True Love Weighs: A Review Of James Robertson’s The Professor Of Truth…

If it’s true that you should never judge a book by the cover, then this should also be true of its premise. But that’s in a perfect world. The reality is that when a novelist chooses to deal with a subject which has already caused controversy, national mourning and wide cultural debate there are those who will have made up their minds about it before a page is turned and many will make judgement without ever intending to read said book. There are subjects which some will claim are never suitable for artistic expression or examination, a point of view which I hope you will agree is clearly wrong. A piece of art can never be judged by its subject matter, only by its execution.

James Robertson’s latest novel, The Professor of Truth, is based on the events of the Lockerbie bombing, a tragedy which is recent enough to be all too vivid in most people’s memories. Scotland has only a few of what are widely known as ‘JFK events’, but Lockerbie was definitely one, a disaster which was so unexpected and shocking as to remain surreal. I made many trips up and down the M74 to visit a town called Annan in the early 90s, situated just over 10 miles from Lockerbie, and clearly remember cars slowing down on the motorway to look at the terrible scar left on the landscape.

But the scars left on the Scottish psyche lasted much longer, as this was global terror come to our land, and while many struggled to understand why and how, for some the only important thing was ‘who?’. The public desire to have someone to blame was strong, and was eventually satisfied, at least for those who chose to believe that Abdelbaset al-Megrahi was guilty of the bombing. I have no idea as to why James Robertson chose this subject for The Professor of Truth, but I would guess that it arose from being dissatisfied at the way that the tragedy had been covered and reported, particularly the desire to give the public their bogeyman to blame, demonise and despise. What Robertson’s novel does, and what I think great fiction can do, is to make the reader want to know more. To uncover for themselves their own truth by examining the information which is out there.

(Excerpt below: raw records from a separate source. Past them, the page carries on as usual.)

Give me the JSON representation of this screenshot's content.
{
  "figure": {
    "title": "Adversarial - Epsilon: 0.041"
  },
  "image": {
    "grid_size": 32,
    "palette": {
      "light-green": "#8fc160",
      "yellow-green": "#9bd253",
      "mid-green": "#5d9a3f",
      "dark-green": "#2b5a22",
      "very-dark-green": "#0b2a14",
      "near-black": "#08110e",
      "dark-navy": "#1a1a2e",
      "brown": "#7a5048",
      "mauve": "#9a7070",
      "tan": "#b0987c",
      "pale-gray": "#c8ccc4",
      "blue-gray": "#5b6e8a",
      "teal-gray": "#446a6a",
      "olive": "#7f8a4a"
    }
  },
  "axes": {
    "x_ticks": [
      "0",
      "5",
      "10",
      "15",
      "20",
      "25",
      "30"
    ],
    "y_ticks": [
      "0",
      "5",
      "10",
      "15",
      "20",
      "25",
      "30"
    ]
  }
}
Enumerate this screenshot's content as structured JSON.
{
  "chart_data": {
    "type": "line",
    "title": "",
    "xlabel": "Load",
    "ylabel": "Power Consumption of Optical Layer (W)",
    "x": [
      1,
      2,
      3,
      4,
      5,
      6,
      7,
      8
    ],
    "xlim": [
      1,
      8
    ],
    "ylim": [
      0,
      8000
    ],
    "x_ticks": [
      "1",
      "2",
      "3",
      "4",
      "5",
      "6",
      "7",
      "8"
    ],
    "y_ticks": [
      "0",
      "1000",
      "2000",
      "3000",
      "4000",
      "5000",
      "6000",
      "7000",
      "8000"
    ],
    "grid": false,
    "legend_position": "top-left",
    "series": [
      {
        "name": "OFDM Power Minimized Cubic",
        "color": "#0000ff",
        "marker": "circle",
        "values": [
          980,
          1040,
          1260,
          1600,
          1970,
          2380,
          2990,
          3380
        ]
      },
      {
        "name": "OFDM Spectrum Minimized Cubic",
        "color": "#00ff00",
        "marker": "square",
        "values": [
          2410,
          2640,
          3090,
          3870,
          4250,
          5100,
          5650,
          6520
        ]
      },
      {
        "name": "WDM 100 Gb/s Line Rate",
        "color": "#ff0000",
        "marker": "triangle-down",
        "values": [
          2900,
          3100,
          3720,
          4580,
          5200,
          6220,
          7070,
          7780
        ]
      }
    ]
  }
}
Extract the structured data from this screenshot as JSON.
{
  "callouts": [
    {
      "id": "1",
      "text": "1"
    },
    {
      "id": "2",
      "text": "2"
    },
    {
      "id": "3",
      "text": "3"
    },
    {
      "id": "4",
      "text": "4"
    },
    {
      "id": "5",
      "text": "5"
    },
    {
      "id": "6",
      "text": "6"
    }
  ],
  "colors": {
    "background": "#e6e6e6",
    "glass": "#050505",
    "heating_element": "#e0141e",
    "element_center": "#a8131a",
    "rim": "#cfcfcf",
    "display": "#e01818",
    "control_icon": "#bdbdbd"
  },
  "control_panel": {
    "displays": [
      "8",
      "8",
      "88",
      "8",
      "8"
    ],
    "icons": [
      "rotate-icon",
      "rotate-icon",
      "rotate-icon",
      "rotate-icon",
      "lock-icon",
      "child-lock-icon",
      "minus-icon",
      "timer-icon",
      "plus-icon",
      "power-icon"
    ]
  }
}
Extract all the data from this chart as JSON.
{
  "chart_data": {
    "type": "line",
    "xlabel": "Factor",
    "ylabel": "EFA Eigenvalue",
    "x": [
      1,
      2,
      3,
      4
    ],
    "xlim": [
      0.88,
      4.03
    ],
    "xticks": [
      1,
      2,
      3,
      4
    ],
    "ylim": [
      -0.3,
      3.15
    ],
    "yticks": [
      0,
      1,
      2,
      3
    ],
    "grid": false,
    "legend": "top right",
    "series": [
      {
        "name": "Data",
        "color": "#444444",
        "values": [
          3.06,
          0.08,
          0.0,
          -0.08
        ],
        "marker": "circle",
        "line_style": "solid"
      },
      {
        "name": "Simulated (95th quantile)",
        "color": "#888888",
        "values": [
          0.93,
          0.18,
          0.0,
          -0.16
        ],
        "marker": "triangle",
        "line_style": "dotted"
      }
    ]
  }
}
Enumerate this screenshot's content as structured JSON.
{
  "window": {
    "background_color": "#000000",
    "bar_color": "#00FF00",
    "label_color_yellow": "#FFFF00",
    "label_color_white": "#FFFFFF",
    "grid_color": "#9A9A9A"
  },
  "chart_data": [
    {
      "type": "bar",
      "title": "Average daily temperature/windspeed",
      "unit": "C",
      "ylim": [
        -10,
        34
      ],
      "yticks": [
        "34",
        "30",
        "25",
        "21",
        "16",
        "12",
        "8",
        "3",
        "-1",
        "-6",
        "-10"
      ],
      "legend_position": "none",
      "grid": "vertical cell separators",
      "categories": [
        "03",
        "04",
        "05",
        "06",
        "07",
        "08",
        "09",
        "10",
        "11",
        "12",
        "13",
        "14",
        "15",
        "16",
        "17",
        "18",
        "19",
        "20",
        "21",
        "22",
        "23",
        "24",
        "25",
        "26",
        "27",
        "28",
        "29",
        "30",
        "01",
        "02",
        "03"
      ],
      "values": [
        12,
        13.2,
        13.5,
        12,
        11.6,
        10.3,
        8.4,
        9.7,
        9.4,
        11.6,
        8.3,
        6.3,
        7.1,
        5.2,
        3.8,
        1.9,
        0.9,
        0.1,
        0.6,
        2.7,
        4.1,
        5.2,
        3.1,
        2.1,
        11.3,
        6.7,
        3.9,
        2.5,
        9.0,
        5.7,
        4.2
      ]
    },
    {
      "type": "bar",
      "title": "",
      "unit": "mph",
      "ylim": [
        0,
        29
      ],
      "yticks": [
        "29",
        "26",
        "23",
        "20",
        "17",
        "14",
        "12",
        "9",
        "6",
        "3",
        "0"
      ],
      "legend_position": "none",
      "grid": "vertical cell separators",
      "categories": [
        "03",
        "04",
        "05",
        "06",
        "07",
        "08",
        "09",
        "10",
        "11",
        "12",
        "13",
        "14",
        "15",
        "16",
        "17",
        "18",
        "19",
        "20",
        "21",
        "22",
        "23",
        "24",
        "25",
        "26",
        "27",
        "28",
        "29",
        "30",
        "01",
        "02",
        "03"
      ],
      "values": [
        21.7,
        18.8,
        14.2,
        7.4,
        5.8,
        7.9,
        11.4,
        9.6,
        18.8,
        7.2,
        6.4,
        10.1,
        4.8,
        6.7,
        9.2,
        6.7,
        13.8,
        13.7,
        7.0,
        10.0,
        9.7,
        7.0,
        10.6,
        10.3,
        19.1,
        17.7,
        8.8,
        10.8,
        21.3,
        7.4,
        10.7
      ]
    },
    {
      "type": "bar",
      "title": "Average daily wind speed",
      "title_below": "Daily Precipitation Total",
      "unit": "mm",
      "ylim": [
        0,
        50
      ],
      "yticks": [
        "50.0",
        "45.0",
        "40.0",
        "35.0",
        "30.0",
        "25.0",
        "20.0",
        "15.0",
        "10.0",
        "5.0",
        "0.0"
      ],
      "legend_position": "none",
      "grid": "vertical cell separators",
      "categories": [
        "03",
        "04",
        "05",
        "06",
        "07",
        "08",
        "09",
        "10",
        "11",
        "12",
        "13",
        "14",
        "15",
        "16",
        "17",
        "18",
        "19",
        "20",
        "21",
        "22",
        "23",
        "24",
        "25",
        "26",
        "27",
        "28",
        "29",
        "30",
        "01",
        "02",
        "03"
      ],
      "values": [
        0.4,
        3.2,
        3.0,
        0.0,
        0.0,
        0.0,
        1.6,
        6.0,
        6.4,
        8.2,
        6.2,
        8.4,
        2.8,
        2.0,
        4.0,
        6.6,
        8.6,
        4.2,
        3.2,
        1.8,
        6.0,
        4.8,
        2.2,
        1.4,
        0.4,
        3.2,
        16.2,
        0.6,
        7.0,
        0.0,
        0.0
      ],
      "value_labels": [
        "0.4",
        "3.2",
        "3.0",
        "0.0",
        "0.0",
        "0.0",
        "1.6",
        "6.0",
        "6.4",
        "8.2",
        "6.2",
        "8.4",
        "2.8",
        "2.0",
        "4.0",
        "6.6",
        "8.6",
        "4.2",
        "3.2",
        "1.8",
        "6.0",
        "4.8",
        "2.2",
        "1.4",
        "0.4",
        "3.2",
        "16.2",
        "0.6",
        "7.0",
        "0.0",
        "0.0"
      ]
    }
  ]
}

It should be made clear that The Professor of Truth is fiction, no matter how closely it may follow real events or its characters remind us of real people. The narrator is Alan Tealing, whose wife and daughter died on the flight, and he is searching for the truth, all the while knowing that ‘truth’ is something different depending on how it is viewed. He is a professor of literature, so is all too aware of point of view and unreliable narrators. The comparisons between trying to find ‘truth’ in literature and truth in life are all too clear, and as he learns more about ‘The Case’, as he calls it, so it seems he is ever further away from putting the past behind him.

What the novel is really about is grief, and how that process can only play out for each individual in their own way. When a whole nation grieves about a tragedy what does that leave for those who have actually lost loved ones? Are they allowed to follow their own paths or must their grieving fit the narrative which the media and wider society have written? And if you do follow a different path will that lead to others viewing you with pity which may become disdain, and eventually even anger? They have moved on, why can’t you? When it comes to tragedy, many people don’t want the plot to be confusing or complex.

The Professor of Truth is split into two parts. The first section, ‘Ice’, is set in wintry Scotland, and its tone is one of darkness with little warmth. Alan is a man who has given up hope, going through the motions of  researching the Case long after believing it will give him what he needs, and in the face of no new evidence, or at least evidence which backs up his beliefs, he takes to musing on the nature of truth and justice. This is literature as philosophical and cultural theory, and it is James Robertson at his finest. He asks the reader to consider the narratives they are offered, even in this book, and to question them.

‘Fire’ sees the book shift gear to become a real thriller as Alan hunts down a man who can possibly give him answers to questions he has long given up on. It not only moves pace but continent, and Alan’s reignited passion and hope is palpable on the page, if increasingly desperate. But don’t be mistaken for thinking this is two books forced into one, the second part would have no emotional meaning for readers without the ruminations of the first. Alan learns more about himself in a few weeks than he has done in the preceding years of grieving, and it takes radical events for him to realise something vital. The Professor of Truth is always progressing to one final truth, one which everyone eventually has to sadly work out for themselves. Alan learns that to obsess on death, while perhaps natural, can stop those who remain from living. James Robertson has taken one man’s tragedy and his struggle to move on to remind us that death is not the end, and that’s the truth.